Common Sense Note
Parents need to know that this sci-fi thriller about a group of psychic "supeheroes" stars Dakota Fanning and features lots of special-effects violence. Guns and other weapons are used, people are attacked with blasts of telekinetic force, bloody wounds are shown, and overall, the atmosphere is quite grim.

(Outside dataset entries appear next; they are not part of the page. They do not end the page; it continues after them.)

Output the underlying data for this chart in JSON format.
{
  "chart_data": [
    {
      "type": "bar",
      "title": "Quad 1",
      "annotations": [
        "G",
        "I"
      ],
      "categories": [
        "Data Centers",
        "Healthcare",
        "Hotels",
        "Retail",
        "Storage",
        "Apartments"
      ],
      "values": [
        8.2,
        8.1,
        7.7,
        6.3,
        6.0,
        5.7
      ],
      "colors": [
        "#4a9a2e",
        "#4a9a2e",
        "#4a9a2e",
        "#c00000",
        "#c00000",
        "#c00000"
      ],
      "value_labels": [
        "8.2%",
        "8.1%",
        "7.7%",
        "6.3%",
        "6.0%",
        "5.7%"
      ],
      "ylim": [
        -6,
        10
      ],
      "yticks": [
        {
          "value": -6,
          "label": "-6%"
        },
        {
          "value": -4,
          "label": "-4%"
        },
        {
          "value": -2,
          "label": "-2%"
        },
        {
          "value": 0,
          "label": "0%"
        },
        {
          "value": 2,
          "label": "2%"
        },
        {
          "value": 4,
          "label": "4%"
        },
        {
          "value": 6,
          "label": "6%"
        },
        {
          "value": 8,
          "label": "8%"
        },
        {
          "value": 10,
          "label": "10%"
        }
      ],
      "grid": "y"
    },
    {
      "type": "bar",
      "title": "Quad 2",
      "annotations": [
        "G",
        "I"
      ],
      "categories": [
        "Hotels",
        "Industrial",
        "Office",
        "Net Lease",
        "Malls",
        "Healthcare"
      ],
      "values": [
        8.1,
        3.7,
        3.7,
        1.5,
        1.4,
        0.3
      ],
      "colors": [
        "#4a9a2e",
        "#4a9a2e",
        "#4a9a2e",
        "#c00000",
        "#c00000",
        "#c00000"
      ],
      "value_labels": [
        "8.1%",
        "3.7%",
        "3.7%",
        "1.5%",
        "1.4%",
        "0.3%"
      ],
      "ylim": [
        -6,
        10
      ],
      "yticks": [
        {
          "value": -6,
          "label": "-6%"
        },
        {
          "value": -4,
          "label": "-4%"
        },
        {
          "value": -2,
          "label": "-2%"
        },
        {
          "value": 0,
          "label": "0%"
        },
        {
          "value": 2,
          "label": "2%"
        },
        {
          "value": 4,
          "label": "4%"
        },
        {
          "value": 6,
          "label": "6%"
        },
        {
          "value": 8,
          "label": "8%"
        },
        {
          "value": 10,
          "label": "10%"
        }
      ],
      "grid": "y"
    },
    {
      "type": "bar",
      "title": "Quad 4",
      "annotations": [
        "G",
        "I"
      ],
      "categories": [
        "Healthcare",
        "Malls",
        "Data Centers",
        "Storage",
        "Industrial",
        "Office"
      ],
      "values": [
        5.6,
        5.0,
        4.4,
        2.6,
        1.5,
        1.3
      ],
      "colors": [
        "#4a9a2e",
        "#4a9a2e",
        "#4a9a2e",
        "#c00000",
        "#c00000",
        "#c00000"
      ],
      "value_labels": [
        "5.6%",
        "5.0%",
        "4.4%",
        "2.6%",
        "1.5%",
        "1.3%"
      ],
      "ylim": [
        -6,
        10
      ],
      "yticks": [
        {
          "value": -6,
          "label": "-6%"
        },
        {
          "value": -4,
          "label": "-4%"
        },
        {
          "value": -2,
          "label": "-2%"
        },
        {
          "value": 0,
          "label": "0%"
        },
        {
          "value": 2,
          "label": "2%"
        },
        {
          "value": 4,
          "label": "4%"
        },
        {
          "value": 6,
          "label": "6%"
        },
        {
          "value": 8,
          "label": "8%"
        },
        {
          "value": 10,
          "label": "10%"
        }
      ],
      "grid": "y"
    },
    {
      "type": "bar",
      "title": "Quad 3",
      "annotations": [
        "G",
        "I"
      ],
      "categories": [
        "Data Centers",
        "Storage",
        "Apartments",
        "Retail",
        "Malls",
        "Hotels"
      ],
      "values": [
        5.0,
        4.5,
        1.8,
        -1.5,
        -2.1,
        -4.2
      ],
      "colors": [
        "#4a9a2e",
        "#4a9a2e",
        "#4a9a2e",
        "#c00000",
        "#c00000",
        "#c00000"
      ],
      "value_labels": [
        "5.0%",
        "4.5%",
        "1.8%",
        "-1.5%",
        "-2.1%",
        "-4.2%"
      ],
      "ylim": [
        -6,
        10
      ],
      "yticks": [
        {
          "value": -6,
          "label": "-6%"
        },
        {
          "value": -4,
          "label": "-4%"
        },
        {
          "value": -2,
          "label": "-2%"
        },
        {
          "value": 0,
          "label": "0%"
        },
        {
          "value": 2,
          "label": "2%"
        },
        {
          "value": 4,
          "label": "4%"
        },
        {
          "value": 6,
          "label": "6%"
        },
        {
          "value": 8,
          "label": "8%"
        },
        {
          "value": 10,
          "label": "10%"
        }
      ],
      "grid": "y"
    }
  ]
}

Characters also smoke and drink; alcohol helps Fanning's 13-year-old character "focus her visions." Expect some swearing (including "f--k") and implied sex as well.
Sexual
Content
Kissing; implied sex; some caressing. A scene takes place at a "hostess bar."
Violence
Extensive sci-fi action and combat, including bolts of telekinetic force, and hypersonic screams of destruction. Also gun violence, fistfights, and martial arts combat. Several people are impaled with lengths of bamboo; others are hurled to their deaths or shot at point-blank range. Paranormal mind-controllers induce suicides through unbreakable psychic suggestion. Extensive surgical/medical imagery.
Language
Relatively infrequent swearing includes two non-sexual uses of "f--k," as well as "s--t," "goddammit," "hell," "damn," "crap," and "crappy."
Social
Behavior
Government agencies are depicted as venal, power-hungry amoral mobs that use people with special talents as tools to get jobs done. Overall, the movie has a grim tone. The movie's heroes come together out of a sense of self-protection and self-assertion. A 13-year-old character is placed in several adult situations of peril, even brandishing a gun at one point.
Consumerism
Only a few brands -- Coke, Jack Daniel's -- are shown/mentioned. Due to the Hong Kong setting, many of the corporate logos in the film are unidentifiable or wholly in Chinese.
Drugs / Tobacco /
Alcohol
Characters smoke cigars and cigarettes and drink beer, wine, and hard liquor. A 13-year-old with psychic abilities drinks alcohol to "focus her visions" -- which, in the film's science-fiction world, works, but is also played for laughs.